An Intel Xeon Granite Rapids-SP processor has leaked out, courtesy of YuuKi_AnS. The Engineering Sample (ES) consists of 80 cores and 160 threads, each paired with 2MB of L2 cache. The shared L3 cache comes in at 336MB, up from 320MB on Emerald and a paltry 112.5MB on Sapphire Rapids-SP. It features 48KB of L1 Data Cache (12-way) and 64KB (16-way) of L1 Instruction Cache (16-way) per core. These are “Redwood Cove” P-cores, a minor upgrade from the Raptor Cove architecture powering Emerald Rapids.
Unlike the client version in Meteor Lake, the Granite Rapids-SP P-cores will feature AVX512 support with a dedicated 512-bit wide FMA execution unit (Port 05) and 2MB of Machine Learning Cache. These are just some of the data center-centric optimizations exclusive to the Granite Rapids cores.
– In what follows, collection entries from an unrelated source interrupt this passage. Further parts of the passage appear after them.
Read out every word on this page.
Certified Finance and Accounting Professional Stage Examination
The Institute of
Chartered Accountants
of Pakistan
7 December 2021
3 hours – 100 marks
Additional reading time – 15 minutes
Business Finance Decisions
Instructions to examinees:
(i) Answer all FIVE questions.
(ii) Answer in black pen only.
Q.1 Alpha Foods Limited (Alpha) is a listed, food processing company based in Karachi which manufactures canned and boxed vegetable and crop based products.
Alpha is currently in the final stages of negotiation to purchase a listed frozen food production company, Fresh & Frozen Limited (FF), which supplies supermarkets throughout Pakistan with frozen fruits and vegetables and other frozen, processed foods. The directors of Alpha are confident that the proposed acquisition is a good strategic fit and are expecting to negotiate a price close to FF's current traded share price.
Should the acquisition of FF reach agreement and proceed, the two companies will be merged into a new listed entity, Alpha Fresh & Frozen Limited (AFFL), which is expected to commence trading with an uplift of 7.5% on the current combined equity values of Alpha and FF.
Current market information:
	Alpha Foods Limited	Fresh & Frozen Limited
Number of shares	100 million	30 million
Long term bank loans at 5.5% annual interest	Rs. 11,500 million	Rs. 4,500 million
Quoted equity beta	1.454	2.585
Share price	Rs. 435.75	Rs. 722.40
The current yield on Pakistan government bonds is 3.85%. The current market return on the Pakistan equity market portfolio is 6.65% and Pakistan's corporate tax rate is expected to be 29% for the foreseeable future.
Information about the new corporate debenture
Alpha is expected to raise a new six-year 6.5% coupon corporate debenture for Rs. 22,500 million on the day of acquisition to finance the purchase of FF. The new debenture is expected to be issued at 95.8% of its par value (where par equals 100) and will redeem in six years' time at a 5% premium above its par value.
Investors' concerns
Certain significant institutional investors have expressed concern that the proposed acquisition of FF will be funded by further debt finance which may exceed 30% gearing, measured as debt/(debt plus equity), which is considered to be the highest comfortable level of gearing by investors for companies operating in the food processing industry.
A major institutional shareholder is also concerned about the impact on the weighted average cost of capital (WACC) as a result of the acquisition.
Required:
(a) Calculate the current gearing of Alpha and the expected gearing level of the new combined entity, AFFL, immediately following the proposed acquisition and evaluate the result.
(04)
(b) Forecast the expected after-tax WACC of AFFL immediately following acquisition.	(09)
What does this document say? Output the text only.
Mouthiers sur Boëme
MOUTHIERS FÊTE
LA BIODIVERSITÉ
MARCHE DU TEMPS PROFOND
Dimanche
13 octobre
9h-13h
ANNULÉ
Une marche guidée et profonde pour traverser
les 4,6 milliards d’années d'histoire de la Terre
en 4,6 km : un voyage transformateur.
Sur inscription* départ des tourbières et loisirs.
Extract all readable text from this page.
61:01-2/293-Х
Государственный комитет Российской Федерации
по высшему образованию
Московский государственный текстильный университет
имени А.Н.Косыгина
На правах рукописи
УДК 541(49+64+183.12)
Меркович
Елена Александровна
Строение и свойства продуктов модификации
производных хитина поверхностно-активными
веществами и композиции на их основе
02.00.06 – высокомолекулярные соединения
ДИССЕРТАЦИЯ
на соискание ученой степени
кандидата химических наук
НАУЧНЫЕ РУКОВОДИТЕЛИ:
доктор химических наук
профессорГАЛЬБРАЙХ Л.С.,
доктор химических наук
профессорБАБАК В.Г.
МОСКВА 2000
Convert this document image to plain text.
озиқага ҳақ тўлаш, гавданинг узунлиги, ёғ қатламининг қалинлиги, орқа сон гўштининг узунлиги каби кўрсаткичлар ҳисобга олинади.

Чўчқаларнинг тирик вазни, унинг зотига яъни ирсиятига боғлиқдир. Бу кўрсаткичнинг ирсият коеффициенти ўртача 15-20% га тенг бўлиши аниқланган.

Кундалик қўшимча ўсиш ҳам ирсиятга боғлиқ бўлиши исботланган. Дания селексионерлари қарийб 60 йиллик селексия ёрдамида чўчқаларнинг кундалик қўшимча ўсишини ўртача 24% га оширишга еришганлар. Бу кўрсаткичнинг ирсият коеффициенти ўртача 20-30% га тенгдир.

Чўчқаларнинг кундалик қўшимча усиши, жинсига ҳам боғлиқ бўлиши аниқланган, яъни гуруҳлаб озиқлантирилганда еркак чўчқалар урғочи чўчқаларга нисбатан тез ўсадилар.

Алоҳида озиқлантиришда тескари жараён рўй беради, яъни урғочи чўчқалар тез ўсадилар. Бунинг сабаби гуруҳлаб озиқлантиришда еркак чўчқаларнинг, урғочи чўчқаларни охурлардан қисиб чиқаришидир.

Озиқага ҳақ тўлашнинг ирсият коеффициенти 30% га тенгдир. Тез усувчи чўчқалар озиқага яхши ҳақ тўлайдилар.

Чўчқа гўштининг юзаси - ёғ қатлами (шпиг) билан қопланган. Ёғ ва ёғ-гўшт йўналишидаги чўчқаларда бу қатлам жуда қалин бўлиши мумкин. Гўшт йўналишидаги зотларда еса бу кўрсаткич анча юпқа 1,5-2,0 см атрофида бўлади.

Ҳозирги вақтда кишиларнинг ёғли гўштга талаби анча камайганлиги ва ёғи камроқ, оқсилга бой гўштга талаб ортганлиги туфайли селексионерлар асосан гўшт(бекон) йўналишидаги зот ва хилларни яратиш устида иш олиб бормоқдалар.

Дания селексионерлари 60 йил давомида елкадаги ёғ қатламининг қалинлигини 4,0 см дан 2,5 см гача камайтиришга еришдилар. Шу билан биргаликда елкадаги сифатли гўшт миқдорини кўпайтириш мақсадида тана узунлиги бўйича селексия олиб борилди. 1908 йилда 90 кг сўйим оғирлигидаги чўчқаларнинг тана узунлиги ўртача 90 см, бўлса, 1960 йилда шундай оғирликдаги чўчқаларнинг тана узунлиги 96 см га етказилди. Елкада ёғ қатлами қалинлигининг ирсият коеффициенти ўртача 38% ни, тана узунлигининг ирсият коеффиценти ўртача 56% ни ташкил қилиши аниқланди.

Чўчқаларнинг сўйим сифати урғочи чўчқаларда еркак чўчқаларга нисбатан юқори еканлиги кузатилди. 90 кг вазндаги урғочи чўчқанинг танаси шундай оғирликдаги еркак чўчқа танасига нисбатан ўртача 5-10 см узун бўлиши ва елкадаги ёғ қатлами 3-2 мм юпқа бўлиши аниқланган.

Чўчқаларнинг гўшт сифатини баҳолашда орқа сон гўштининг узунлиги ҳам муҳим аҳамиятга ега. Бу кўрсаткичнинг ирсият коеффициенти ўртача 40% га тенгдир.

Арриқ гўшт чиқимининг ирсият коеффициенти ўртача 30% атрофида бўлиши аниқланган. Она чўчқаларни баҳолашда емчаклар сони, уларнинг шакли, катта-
The accompanying CPU-Z score of the chip is inconclusive as the cores were clocked at a dismal 600MHz, much lower than the targeted launch clocks (3GHz+). The multi-threaded score of 30,299 points places it on par with AMD’s 64-core Epyc Rome offerings, but as already mentioned, these are preliminary. The final launch scores should be much higher, similar to the 80-core Epyc Genoa parts. Of course, AMD has its army of Turin “Zen 5” chips planned for later this year and the next.